Feds OK plan to cut salmon fishing when needed for orcas
Federal officials have approved a plan that calls for cutting nontribal salmon fishing along the West Coast when the fish are needed to help the Northwest's endangered killer whales.
National Oceanic and Atmospheric Administration Fisheries adopted the plan Tuesday as recommended by the Pacific Fishery Management Council. It calls for restricting commercial and recreational salmon fishing when chinook salmon numbers are especially low.
It's one of the the first times a federal agency has restricted hunting or fishing one species to benefit a predator that relies on it.
The southern resident killer whales—the endangered orcas that spend much of their time in the waters between Washington state and British Columbia—depend heavily on depleted runs of fatty chinook. Recent research has affirmed how important chinook are to the whales year round, as they cruise the outer coast, and not just when they forage in Washington's inland waters in the summertime.

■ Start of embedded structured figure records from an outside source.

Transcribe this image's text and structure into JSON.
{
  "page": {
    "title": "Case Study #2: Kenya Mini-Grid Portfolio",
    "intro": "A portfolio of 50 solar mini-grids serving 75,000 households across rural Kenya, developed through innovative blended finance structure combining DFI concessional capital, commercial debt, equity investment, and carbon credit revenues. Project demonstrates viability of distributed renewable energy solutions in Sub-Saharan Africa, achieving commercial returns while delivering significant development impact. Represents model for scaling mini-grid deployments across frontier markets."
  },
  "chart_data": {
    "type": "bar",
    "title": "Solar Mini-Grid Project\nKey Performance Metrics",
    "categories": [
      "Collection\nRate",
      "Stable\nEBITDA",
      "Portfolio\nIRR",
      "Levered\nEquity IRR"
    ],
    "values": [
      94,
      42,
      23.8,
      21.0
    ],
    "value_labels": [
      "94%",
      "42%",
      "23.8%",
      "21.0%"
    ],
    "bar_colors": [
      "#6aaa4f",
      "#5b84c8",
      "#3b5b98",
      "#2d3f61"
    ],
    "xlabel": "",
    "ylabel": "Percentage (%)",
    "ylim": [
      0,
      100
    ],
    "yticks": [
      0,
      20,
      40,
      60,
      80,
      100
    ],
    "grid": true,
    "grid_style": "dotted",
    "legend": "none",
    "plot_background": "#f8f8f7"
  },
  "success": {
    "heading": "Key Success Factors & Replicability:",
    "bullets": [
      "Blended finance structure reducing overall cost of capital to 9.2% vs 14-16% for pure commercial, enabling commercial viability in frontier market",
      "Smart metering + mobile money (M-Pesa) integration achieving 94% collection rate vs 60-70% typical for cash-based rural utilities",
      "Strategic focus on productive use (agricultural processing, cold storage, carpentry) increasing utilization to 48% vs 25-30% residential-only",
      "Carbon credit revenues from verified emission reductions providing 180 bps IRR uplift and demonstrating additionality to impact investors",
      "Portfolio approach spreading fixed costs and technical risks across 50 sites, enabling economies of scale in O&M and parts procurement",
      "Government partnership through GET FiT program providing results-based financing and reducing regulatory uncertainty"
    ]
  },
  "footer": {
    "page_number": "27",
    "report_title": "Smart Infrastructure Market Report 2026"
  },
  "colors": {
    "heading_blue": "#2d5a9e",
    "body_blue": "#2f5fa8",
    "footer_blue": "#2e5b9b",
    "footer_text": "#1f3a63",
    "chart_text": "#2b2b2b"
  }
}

The fishing restrictions would extend from Puget Sound in Washington to Monterey Bay in central California, and they would be triggered when fewer than 966,000 chinook are forecast to return to Northwest rivers. The last time forecast chinook returns were that low was in 2007.
The restrictions would include reducing fishing quotas north of Cape Falcon in Oregon; delaying the start of the ocean commercial troll fishery between Cape Falcon and Monterey Bay; and closing parts of the Columbia River and Grays Harbor in Washington and the Klamath River and Monterey Bay to fishing much of the year.

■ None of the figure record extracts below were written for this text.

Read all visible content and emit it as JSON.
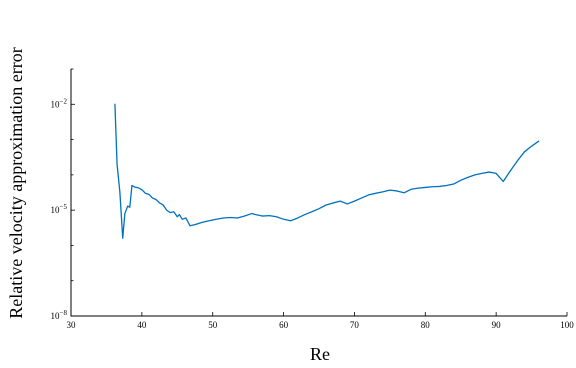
{
  "chart_data": {
    "type": "line",
    "title": "",
    "xlabel": "Re",
    "ylabel": "Relative velocity approximation error",
    "xlim": [
      30,
      100
    ],
    "ylim_log10": [
      -8,
      -1
    ],
    "yscale": "log",
    "grid": false,
    "xticks": [
      {
        "value": 30,
        "label": "30"
      },
      {
        "value": 40,
        "label": "40"
      },
      {
        "value": 50,
        "label": "50"
      },
      {
        "value": 60,
        "label": "60"
      },
      {
        "value": 70,
        "label": "70"
      },
      {
        "value": 80,
        "label": "80"
      },
      {
        "value": 90,
        "label": "90"
      },
      {
        "value": 100,
        "label": "100"
      }
    ],
    "yticks": [
      {
        "exp": -8,
        "base": "10",
        "sup": "−8"
      },
      {
        "exp": -5,
        "base": "10",
        "sup": "−5"
      },
      {
        "exp": -2,
        "base": "10",
        "sup": "−2"
      }
    ],
    "series": [
      {
        "color": "#0072BD",
        "points": [
          [
            36.2,
            0.01
          ],
          [
            36.5,
            0.0002
          ],
          [
            36.9,
            3.2e-05
          ],
          [
            37.3,
            1.6e-06
          ],
          [
            37.6,
            8e-06
          ],
          [
            38.0,
            1.3e-05
          ],
          [
            38.3,
            1.2e-05
          ],
          [
            38.6,
            5e-05
          ],
          [
            39.0,
            4.5e-05
          ],
          [
            39.5,
            4.3e-05
          ],
          [
            40.0,
            3.8e-05
          ],
          [
            40.5,
            3e-05
          ],
          [
            41.0,
            2.8e-05
          ],
          [
            41.5,
            2.2e-05
          ],
          [
            42.0,
            2e-05
          ],
          [
            42.5,
            1.6e-05
          ],
          [
            43.0,
            1.4e-05
          ],
          [
            43.5,
            1e-05
          ],
          [
            44.0,
            8.5e-06
          ],
          [
            44.5,
            9e-06
          ],
          [
            45.0,
            6.5e-06
          ],
          [
            45.3,
            7.5e-06
          ],
          [
            45.7,
            5.5e-06
          ],
          [
            46.2,
            6e-06
          ],
          [
            46.8,
            3.6e-06
          ],
          [
            47.5,
            3.9e-06
          ],
          [
            48.5,
            4.5e-06
          ],
          [
            49.5,
            5e-06
          ],
          [
            50.5,
            5.5e-06
          ],
          [
            51.5,
            6e-06
          ],
          [
            52.5,
            6.2e-06
          ],
          [
            53.5,
            6e-06
          ],
          [
            54.5,
            6.8e-06
          ],
          [
            55.5,
            8e-06
          ],
          [
            56.0,
            7.5e-06
          ],
          [
            57.0,
            6.8e-06
          ],
          [
            58.0,
            7e-06
          ],
          [
            59.0,
            6.5e-06
          ],
          [
            60.0,
            5.5e-06
          ],
          [
            61.0,
            5e-06
          ],
          [
            62.0,
            6e-06
          ],
          [
            63.0,
            7.5e-06
          ],
          [
            64.0,
            9e-06
          ],
          [
            65.0,
            1.1e-05
          ],
          [
            66.0,
            1.4e-05
          ],
          [
            67.0,
            1.6e-05
          ],
          [
            68.0,
            1.8e-05
          ],
          [
            69.0,
            1.5e-05
          ],
          [
            70.0,
            1.8e-05
          ],
          [
            71.0,
            2.2e-05
          ],
          [
            72.0,
            2.7e-05
          ],
          [
            73.0,
            3e-05
          ],
          [
            74.0,
            3.3e-05
          ],
          [
            75.0,
            3.7e-05
          ],
          [
            76.0,
            3.5e-05
          ],
          [
            77.0,
            3.1e-05
          ],
          [
            78.0,
            3.9e-05
          ],
          [
            79.0,
            4.2e-05
          ],
          [
            80.0,
            4.4e-05
          ],
          [
            81.0,
            4.6e-05
          ],
          [
            82.0,
            4.7e-05
          ],
          [
            83.0,
            5e-05
          ],
          [
            84.0,
            5.5e-05
          ],
          [
            85.0,
            7e-05
          ],
          [
            86.0,
            8.5e-05
          ],
          [
            87.0,
            0.0001
          ],
          [
            88.0,
            0.00011
          ],
          [
            89.0,
            0.00012
          ],
          [
            90.0,
            0.00011
          ],
          [
            91.0,
            6.5e-05
          ],
          [
            92.0,
            0.00013
          ],
          [
            93.0,
            0.00025
          ],
          [
            94.0,
            0.00045
          ],
          [
            95.0,
            0.00065
          ],
          [
            96.0,
            0.0009
          ]
        ]
      }
    ]
  }
}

There are 74 orcas in the three pods that make up the southern resident orca population. Three are pregnant, and given the high rate of failed pregnancies in the population, Washington state officials this week urged boaters to follow state laws on keeping their distance from the whales to give them space to feed and socialize.
The whales have in recent years been at their lowest numbers since the 1970s, when hundreds were captured—and dozens were kept—for aquarium display. Scientists warn the population is on the brink of extinction.